Zeitgemäss entwirft, wer Themen und Parameter projektbezogen auswählt, wer deren Zusammenspiel kunstvoll zu organisieren und sie in einem architektonischen Projekt komplex zusammenzuführen weiss.

so gilt das übrigens auch für gestaltung auch in allen anderen bereichen.

etwas unentschlossen und wirr schroben david selbach und sibylle schikora über die neubauten der unternehmenszentralen von google und apple. vor allem ist der titel etwas irreführend und aufbauschend: „So baut das Internet“. nun denn.

einerseits beklagen sich die beiden, dass die pr-abteilung von apple nichts zum neubau sagen möchte, nutzen dann aber nur eins der fünftausend bilder die die stadt cupertino zur planung veröffentlichte. und sie beklagen sich, dass apple nicht mal den architekten nennen möchte und schreiben: „Insider spekulieren, dass bei Norman Foster Seniorpartner Stefan Behling für die Planung verantwortlich zeichnet“ und beschriften eine visualisierung des baus mit „Rendering des Apple-Rondells von Foster + Partners“. was denn jetzt? geheimes insiderwissen oder nicht? thomas knüwer darf in dem artikel auch ein, zwei sätze zu seinem silicon valley insiderwissen sagen: „[In den USA] wachsen Unternehmen nicht in die Höhe, sondern in die Breite, meist indem sie bestehende Gebäude kaufen.“ das gleiche hat steve jobs auch in diesem video gesagt, von dem david selbach und sibylle schikora aber nur screenshots zeigen.

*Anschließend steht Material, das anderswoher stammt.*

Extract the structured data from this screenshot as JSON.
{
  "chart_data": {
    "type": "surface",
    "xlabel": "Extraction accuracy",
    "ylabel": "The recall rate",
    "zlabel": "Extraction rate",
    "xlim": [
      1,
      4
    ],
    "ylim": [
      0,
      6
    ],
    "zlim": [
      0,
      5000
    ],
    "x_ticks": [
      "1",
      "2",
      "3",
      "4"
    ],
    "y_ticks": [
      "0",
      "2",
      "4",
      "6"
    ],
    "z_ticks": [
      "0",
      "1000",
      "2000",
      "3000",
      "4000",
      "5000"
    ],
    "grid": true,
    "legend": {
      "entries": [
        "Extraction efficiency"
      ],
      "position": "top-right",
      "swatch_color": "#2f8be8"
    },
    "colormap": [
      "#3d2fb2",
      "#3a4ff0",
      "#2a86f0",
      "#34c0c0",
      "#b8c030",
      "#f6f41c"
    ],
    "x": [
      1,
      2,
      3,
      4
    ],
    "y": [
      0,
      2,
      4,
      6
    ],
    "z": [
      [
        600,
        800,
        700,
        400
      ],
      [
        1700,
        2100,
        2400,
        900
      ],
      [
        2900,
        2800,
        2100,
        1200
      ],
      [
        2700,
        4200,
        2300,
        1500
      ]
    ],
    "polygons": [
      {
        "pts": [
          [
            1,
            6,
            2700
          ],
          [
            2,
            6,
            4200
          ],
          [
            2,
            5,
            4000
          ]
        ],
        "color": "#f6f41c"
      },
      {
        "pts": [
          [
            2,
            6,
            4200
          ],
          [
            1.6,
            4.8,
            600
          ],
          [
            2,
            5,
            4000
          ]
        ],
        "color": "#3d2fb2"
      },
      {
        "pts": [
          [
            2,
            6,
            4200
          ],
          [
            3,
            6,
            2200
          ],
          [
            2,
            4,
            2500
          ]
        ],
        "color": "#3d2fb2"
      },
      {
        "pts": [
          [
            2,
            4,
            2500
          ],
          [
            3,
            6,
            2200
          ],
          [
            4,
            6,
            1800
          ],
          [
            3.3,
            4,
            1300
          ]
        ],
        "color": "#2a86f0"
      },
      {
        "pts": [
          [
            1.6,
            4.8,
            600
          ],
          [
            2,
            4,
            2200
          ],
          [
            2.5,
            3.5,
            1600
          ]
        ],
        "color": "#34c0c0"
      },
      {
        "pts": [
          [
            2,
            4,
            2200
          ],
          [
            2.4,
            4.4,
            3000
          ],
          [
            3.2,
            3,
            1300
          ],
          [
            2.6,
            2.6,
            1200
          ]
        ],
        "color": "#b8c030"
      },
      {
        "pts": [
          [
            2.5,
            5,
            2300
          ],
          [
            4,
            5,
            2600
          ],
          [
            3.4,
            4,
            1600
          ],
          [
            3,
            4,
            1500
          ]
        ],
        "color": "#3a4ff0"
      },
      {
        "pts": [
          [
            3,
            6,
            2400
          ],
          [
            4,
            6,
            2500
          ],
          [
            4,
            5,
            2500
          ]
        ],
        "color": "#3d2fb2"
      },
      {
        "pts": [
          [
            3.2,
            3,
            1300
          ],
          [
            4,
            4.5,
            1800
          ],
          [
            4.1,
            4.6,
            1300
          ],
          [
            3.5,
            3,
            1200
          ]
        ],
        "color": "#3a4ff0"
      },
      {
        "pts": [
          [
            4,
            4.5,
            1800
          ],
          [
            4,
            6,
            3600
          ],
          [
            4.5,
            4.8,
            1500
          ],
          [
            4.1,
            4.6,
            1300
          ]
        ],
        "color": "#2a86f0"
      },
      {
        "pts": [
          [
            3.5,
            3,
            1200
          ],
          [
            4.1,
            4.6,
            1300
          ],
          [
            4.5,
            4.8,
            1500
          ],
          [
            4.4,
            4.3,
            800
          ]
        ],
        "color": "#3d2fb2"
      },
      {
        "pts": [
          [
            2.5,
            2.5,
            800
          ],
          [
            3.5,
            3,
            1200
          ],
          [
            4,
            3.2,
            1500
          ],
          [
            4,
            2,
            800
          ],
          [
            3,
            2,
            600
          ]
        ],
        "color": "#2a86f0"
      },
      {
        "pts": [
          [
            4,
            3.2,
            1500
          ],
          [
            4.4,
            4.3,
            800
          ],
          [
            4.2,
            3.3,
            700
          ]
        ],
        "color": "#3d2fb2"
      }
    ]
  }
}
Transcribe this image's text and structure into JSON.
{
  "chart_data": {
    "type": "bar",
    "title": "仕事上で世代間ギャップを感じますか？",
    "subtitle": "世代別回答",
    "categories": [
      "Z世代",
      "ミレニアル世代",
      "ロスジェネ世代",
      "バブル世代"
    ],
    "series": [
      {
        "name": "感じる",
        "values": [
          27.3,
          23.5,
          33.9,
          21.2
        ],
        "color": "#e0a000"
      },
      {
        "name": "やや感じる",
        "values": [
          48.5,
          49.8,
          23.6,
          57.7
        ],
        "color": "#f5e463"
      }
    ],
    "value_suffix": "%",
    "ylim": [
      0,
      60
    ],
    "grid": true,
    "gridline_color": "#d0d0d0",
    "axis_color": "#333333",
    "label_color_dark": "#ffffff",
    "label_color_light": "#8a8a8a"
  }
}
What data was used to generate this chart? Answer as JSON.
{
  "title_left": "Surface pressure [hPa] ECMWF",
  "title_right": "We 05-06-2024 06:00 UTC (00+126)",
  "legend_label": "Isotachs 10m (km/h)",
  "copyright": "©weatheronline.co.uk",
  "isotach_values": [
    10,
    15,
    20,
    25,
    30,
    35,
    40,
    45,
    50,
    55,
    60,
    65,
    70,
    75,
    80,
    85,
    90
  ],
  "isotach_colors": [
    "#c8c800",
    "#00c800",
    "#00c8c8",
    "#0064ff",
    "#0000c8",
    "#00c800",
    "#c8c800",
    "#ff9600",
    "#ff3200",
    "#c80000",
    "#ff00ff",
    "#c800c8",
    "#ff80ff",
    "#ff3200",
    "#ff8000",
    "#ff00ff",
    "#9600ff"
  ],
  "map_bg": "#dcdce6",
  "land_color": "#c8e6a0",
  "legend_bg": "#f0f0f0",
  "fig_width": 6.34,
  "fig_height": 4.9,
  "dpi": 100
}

sauber übersetzt und überarbeitet von einer dame die daniela reinsch heisst (sorry, den gag konnte ich mir nicht verkneifen: diesen satz auf KEINEN FALL LAUT VORLESEN!) wurde dieser grandiose und irre lange text von greg lindsay über die gigantische koreanische retortenstadt „new songdo“ (readbility-link). in beiden versionen, der original- und der baumeister-version, sehr lesenswert.

auch beachtenswert, das BMW guggenheim lab in new york.

* * *

ich wiederhole nochmal: das alte heft erschien mir vollgepackt mit interessanz und inspiration, das neue heft wie leergesaugt. man kann dem baumeister nur wünschen, dass er wieder seine spur findet. ich schau, wenn es den baumeister dann noch gibt, gerne in einem jahr nochmal rein (wenn ich ein rezensionsexemplar bekomme).